Eğitim ve gelecekleri açısından Almanca öğrenmeye teşvik edilen bu kuşaklar, kendi öz kültürleri ve dillerine yabancılaşmışlardır. Hatta rüyalarını Almanca görmeleri, kendi değerlerine karşı duyarsızlaşmaları anlamına gelmektedir. Türkçe bilgileri sınırlı olan bu bireyler, Almanca Türk karşıtı edebiyatı ve basını takip etmekte, Türk kültürüne ve Türkiye’ye karşı önyargılara kapılmaktadırlar. Bu, biz gurbetçileri derin düşüncelere dalmaya itmektedir. Türkiye’nin iç politika çekişmeleri, iktidar kavgaları ve Avrupa ülkeleriyle olan gerilim politikaları, Türklere karşı tutumların daha da sertleşmesine neden olmuş, bu da zaten mevcut olan tarihsel önyargıları daha da pekiştirmiştir.

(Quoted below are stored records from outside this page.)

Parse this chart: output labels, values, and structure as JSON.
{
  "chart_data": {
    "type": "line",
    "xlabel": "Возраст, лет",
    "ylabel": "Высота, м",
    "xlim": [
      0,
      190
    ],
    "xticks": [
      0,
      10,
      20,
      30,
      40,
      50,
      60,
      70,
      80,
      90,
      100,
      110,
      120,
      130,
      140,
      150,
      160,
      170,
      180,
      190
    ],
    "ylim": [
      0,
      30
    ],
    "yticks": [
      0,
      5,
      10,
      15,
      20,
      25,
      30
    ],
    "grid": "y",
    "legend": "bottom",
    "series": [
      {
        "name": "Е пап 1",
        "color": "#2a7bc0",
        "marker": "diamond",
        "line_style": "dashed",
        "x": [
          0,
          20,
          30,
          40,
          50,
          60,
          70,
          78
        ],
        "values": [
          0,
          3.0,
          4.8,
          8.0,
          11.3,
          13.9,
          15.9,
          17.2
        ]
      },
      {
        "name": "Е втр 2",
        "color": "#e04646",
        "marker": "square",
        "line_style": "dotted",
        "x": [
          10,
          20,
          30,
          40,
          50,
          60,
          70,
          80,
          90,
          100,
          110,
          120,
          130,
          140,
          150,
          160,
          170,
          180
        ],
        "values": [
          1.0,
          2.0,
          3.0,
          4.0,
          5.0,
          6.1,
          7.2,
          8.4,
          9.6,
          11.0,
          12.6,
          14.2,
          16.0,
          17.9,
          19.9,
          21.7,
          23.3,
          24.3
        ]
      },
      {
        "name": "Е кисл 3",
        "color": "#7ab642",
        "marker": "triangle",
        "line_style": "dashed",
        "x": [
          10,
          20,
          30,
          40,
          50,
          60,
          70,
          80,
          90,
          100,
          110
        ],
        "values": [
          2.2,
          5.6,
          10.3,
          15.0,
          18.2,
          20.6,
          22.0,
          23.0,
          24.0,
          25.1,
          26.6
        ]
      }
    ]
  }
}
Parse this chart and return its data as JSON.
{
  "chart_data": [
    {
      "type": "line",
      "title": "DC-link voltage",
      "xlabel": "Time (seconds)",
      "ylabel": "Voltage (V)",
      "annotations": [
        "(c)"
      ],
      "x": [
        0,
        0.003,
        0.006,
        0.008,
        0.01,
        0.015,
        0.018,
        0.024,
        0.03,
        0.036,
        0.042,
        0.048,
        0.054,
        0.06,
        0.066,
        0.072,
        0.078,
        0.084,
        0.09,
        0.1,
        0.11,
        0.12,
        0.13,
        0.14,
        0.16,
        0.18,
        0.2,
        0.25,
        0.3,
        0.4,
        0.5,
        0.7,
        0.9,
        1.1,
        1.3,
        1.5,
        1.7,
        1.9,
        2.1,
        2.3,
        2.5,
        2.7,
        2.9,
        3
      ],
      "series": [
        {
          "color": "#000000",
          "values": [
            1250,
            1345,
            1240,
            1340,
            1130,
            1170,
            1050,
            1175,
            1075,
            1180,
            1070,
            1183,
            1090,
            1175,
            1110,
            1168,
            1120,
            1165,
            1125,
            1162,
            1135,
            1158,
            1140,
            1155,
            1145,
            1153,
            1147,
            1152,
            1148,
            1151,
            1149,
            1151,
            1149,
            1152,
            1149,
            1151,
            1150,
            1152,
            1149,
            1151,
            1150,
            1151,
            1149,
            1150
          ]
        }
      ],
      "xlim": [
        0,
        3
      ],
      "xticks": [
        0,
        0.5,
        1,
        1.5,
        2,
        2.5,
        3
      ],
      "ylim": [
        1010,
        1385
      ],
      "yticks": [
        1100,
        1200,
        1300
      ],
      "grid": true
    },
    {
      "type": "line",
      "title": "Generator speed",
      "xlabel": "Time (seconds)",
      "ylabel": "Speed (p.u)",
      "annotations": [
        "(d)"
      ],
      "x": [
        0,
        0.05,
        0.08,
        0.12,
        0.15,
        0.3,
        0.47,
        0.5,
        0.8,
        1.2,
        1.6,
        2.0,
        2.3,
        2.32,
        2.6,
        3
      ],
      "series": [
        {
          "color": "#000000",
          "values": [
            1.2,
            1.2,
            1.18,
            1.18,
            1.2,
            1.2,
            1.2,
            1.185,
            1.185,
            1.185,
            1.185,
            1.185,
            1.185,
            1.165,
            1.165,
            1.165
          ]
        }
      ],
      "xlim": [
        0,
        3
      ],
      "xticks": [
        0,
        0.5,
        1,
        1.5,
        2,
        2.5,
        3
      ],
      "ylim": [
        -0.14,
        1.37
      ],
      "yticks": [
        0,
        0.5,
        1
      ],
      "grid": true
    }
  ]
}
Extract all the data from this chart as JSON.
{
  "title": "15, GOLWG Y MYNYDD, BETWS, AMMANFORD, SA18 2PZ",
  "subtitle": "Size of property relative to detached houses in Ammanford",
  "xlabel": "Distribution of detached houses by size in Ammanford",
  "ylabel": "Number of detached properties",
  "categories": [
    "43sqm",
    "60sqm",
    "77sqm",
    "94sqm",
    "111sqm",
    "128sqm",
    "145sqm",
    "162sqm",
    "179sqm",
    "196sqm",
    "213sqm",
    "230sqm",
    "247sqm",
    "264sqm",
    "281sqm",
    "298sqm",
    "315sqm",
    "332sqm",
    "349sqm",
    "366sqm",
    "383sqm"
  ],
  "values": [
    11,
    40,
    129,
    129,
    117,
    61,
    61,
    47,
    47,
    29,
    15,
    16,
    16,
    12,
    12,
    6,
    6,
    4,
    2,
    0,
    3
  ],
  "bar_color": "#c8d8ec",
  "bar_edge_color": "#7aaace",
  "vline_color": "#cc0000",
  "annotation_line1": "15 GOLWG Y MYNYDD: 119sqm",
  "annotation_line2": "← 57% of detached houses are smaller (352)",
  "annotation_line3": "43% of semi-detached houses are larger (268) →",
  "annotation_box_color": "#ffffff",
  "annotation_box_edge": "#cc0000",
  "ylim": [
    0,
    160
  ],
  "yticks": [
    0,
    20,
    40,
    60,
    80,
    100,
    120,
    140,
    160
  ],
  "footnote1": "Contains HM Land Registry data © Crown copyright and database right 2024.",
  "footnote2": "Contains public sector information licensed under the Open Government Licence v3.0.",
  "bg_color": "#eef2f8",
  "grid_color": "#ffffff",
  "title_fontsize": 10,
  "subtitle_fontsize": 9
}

Türk toplumu, medyatik baskıların, fiziksel saldırıların ve sistematik sindirmelerin hedefi haline gelmiştir. Bu olumsuz koşullar gençlerimizin eğitimini de olumsuz etkilemektedir. Eğitimi yarım bırakan genç nesil, toplumda marjinalleşerek ayrı bir grup oluşturmuş, bu da suç oranlarının artmasına ve iki kültür arasında bir kimlik bunalımına yol açmıştır. Uyuşturucu kullanımı, şiddet eğilimleri ve sosyal uyumsuzluk, geleceğimiz adına endişe verici sinyallerdir. Ancak umutsuzluğa kapılmamak gerek, zira zor koşullara rağmen ayakta kalmayı başaran, parlak bir geleceğe sahip, büyük hedefler peşinde koşan müstesna gençlerimiz de var. Bu gençler, tembellik ve kötü arkadaş çevresini hayatlarından uzak tutarak, umutlarımızı yeşertiyorlar.